10 March 2017, 8:20pm
Polish PM Beata Szydlo has taken aim at her French counterpart Francois Hollande
Polish PM Beata Szydlo has taken aim at her French counterpart Francois Hollande
Polish Prime Minister Beata Szydlo has accused French President Francois Hollande of trying to blackmail her country, in a row over Thursday’s re-election of EU Council leader Donald Tusk.

Speaking at an EU summit in Brussels, Szydlo took aim at Hollande after the French president reportedly said that richer Western nations were helping to pay for Poland’s development through EU structural funds.

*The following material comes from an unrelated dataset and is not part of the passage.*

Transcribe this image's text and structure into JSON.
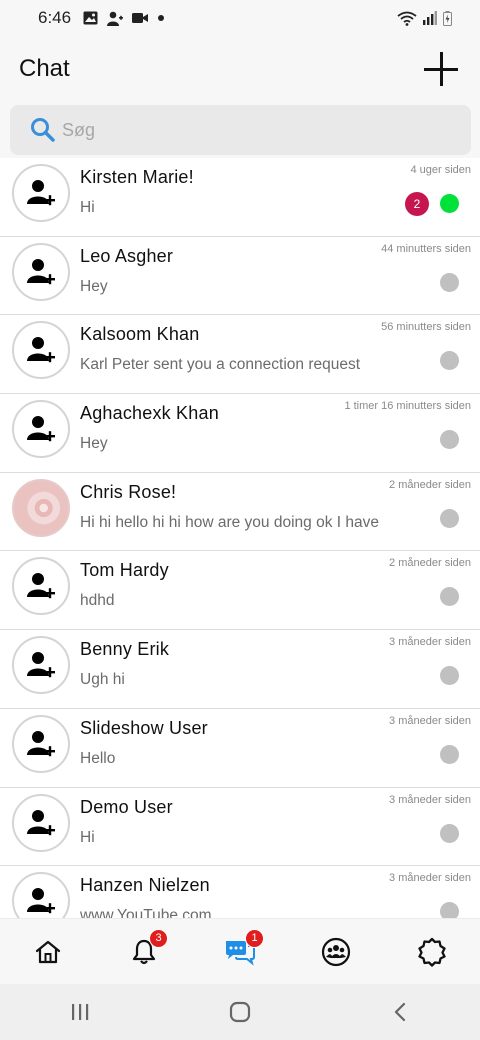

“Am I supposed to take seriously the blackmail of a president who has a 4% approval rating and who soon won’t be president?” she asked. “If someone says ‘you’re not behaving properly so you won’ t get the money’ – that’s unacceptable.

“Some leaders in Europe believe that everything and anything can be bought with money and I said that that is not our opinion last night.”

Poland is the biggest net recipient of EU funds – it is set to receive over €100 billion in EU funding from the current budget period from 2014 to 2020.

Szydlo, whose rightwing Eurosceptic Law and Justice party has nursed a long and bitter rivalry with Tusk, nominated a rival candidate for EU Council president but did not receive any support from the other EU member states. Poland responded to Tusk’s re-election by blocking the summit’s final statement.

EU leaders urged Poland to put the row behind it.

“I see no sense, either for the Poles or the rest, in going to sulk in a corner,” Austrian Chancellor Christian Kern said.

Luxembourg’s Prime Minister Xavier Bettel warned that frustration with Poland among EU member states lingered, and that “behaviour like yesterday’s is not acceptable”.

“I don’t think yesterday will be the long-term state of the EU. I am convinced that Poland will become sensible again in the coming days and weeks.”

Tusk, a former Polish Prime Minister from a rival party, is a long-time critic of the current government’s policies, and has in turn been accused of meddling in Poland’s domestic affairs.